„Wenn man es für den Herrn tut, wird es
einfacher, und man
bekommt einen
Extra-Push.“
 Kindra Owens, Mitturnerin


"Gleich sind wir fertig, lobet den Herrn!", feuert Fitnesslehrerin Melanie Kelly ihre kleine Aerobic-Gemeinde an. Die Kirchengymnastik hat es in sich: Auf dem Weg zu Gott darf ruhig viel Schweiß fließen, glaubt Kelly, denn das sei gottgefällig.
Die Gruppe trainiert regelmäßig in der afroamerikanischen Kirche von Pastorin Dawn Harvey, die Sport und Spiritualität nicht für einen Gegensatz hält. Ganz im Gegenteil: "Bei der Gospel-Aerobic trainieren wir gemeinsam, um Gott unsere Leiber als Tempel anzubieten", sagt sie. Die biblische Begründung für die frommen Sportstunden habe sie im Paulus-Brief an die Korinther gefunden. Dort stehe schließlich, dass der Heilige Geist in den Körpern der Menschen sei. Und diese Behausung solle für den Heiligen Geist ruhig durch Training attraktiver gemacht werden, findet die Pfarrerin.

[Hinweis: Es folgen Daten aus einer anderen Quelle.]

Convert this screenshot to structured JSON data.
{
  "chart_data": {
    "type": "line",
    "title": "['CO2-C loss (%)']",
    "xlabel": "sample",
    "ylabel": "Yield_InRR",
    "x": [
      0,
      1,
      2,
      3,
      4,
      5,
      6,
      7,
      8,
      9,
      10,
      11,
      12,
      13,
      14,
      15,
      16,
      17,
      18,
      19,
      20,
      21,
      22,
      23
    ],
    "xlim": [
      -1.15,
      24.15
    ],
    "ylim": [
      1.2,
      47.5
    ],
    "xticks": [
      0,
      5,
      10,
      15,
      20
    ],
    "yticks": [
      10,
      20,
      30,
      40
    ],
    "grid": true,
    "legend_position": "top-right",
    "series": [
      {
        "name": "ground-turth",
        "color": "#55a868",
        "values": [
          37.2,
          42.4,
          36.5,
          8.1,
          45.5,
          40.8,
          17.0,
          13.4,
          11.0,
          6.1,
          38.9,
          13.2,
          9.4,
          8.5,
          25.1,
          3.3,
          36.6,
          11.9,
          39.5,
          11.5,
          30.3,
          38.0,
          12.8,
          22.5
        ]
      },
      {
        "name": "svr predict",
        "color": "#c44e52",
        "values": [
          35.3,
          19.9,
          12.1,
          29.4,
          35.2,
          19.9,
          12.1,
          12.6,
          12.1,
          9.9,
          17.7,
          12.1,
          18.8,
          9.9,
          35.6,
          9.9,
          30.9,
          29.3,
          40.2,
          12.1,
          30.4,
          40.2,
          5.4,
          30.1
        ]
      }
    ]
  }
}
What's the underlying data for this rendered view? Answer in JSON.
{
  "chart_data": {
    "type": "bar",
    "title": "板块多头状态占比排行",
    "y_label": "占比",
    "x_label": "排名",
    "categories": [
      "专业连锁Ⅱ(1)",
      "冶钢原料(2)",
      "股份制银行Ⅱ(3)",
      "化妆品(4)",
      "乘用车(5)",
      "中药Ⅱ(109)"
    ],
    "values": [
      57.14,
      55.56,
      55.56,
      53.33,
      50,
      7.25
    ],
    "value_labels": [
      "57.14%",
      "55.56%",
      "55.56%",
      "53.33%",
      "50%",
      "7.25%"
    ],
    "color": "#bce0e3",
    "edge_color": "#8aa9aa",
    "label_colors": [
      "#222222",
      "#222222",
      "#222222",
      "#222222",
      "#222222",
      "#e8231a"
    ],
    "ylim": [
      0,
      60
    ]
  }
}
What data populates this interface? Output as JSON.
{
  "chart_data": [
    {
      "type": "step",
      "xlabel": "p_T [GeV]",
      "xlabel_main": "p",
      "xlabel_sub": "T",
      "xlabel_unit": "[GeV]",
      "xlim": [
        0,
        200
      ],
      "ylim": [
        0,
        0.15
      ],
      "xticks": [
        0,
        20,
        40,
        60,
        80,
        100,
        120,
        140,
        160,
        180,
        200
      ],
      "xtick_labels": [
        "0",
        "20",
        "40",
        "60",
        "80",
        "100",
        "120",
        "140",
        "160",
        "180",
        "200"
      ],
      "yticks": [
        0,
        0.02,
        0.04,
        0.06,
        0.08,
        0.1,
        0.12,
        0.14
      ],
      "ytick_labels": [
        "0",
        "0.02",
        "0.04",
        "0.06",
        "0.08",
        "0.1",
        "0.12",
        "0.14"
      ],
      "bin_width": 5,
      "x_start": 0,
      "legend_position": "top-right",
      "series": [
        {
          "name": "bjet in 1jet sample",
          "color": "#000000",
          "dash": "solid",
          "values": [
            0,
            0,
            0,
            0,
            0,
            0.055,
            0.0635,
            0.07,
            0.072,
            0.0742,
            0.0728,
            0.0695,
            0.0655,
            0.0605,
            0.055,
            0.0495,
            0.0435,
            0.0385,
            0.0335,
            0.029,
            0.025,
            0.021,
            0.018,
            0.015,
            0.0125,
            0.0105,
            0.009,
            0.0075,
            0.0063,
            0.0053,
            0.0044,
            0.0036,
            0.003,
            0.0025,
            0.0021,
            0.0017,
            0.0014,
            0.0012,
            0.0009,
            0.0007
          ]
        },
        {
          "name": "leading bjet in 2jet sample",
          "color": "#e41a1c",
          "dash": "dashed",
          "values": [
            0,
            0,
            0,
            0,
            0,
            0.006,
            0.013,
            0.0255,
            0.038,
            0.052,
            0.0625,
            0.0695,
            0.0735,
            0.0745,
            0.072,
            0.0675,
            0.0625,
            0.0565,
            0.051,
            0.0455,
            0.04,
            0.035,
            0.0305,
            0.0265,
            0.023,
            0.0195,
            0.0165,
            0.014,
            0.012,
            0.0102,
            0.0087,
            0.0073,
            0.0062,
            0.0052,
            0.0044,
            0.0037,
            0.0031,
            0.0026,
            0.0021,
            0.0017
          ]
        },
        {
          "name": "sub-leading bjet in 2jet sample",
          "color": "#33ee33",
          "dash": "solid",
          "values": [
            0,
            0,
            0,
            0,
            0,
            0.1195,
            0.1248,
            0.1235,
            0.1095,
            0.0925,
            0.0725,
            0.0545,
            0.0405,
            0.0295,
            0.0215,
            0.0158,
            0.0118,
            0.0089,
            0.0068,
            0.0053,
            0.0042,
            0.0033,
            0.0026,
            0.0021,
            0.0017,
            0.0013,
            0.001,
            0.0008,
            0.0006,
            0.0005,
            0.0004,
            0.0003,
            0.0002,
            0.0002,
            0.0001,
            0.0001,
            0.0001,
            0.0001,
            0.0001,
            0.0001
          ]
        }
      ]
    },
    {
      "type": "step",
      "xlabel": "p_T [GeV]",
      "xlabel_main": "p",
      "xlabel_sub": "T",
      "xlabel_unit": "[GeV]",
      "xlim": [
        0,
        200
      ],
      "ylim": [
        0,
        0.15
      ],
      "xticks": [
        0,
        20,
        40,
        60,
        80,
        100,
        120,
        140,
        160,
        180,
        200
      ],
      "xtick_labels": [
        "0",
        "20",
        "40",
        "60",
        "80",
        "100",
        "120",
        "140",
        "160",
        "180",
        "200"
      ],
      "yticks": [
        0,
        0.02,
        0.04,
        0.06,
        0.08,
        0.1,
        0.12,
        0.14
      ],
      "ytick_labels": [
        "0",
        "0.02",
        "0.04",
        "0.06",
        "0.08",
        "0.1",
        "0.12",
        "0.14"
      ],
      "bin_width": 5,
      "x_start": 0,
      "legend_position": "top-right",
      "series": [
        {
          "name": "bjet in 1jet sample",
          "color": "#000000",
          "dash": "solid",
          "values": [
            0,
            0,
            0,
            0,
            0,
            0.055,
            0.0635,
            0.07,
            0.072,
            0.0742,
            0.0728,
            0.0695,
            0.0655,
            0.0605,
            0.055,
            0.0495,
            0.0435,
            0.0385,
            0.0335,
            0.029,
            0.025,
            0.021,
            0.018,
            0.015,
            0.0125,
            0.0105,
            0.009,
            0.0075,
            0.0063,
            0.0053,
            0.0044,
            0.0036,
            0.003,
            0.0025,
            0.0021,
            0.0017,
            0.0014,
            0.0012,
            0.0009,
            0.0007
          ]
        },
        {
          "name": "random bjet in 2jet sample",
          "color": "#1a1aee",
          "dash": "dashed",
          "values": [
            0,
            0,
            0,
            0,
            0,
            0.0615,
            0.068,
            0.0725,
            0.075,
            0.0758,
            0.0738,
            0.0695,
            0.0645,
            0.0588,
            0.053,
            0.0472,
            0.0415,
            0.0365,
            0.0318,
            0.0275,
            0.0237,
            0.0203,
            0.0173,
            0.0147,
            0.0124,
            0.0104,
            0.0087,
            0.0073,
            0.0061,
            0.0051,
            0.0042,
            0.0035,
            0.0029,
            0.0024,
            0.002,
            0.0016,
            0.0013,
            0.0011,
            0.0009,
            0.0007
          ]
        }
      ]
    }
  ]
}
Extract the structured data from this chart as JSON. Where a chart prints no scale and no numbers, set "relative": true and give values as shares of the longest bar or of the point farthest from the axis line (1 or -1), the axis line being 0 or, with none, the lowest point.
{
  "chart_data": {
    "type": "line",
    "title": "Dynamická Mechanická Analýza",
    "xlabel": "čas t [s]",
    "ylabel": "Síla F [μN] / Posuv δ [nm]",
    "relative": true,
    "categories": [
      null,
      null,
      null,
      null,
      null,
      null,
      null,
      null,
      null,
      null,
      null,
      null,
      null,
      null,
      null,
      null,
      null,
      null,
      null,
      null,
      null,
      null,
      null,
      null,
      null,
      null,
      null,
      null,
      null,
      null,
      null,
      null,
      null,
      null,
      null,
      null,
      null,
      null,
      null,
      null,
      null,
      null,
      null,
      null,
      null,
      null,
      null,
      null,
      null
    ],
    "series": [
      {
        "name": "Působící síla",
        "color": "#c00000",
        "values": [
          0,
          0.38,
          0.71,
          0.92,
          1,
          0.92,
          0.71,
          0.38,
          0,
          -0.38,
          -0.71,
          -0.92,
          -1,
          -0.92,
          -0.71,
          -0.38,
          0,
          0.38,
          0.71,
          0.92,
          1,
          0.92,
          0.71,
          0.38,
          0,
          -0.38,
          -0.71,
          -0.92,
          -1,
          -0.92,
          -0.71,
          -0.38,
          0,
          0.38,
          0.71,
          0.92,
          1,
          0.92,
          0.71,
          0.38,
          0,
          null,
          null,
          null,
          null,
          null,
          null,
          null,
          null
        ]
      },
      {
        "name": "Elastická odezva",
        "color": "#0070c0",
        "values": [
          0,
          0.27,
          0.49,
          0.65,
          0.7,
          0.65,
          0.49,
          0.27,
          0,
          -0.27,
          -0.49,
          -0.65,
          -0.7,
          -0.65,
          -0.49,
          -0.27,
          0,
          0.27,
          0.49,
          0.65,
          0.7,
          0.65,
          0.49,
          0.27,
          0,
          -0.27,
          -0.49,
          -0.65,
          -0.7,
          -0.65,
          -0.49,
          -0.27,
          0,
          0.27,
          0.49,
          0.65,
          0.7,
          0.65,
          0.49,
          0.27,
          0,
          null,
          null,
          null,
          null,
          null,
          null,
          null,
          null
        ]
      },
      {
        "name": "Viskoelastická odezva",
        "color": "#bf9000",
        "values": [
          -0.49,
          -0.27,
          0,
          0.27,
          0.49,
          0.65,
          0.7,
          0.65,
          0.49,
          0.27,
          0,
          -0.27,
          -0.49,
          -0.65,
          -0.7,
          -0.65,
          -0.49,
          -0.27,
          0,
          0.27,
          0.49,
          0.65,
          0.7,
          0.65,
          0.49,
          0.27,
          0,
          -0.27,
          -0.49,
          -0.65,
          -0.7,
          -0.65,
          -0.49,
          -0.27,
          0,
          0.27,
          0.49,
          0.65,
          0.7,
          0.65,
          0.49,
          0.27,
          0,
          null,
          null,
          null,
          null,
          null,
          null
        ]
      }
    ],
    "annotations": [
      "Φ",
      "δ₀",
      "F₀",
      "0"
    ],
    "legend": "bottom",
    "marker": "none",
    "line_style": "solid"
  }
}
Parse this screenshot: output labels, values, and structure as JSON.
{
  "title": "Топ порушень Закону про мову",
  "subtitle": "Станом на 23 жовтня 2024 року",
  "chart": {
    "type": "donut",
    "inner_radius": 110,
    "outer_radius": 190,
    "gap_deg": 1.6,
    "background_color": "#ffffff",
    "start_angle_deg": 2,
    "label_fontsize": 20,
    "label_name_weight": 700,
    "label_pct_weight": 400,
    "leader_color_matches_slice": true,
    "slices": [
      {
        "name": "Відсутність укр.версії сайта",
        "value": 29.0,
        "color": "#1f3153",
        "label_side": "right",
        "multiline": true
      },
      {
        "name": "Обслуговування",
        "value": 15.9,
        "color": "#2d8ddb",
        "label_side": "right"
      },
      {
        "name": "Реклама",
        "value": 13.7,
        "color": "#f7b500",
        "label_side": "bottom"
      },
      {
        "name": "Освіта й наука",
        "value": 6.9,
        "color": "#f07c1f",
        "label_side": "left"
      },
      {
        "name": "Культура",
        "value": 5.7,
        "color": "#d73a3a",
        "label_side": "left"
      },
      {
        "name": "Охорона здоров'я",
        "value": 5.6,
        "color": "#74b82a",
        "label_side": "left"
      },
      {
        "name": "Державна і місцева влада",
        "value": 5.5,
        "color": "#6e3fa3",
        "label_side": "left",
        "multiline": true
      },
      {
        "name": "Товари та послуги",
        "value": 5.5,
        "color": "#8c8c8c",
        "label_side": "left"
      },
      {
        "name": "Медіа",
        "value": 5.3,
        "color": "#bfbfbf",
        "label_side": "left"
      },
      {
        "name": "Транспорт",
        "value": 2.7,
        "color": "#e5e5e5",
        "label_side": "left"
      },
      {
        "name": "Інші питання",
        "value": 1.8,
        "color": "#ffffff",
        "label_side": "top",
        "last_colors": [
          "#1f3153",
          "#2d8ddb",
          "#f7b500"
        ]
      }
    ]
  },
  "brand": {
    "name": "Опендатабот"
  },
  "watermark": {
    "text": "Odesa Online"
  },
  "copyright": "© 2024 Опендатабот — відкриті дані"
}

Deshalb treibt Trainerin Kelly ihre Frauengruppe regelmäßig zu Höchstleistungen - mit drastischen Sprüchen. "Reißt Euch vom Teufel los", ruft sie, während die Gemeinde wild mit den Händen umherwedelt. "Hebt sie höher, höher", befiehlt Kelly, während sich Bizepse und Trizepse in raschem Wechsel an- und entspannen. "Nichts wird wehtun, Jesus Christus wird uns die Schmerzen nehmen." Die verschwitzte Gemeinde ist außer Atem, sie presst ein frommes "Amen" heraus.
Ganz einfach sind die Übungen freilich auch mit göttlichem Beistand nicht. "Es ist eben immer noch Aerobic", sagt die Mitturnerin Kindra Owens. "Aber wenn man es für den Herrn tut, wird es einfacher, und man bekommt einen Extra-Push."
Auch die Postangestellte Mary Grice bekennt, dass ihr das Training durchaus zusetzt. "Man fühlt den Schmerz, aber wir machen einfach weiter." Pastorin Harvey nimmt selbst am Gospel-Training teil und ist seitdem immerhin um eine Konfektionsgröße schmaler geworden, berichtet sie.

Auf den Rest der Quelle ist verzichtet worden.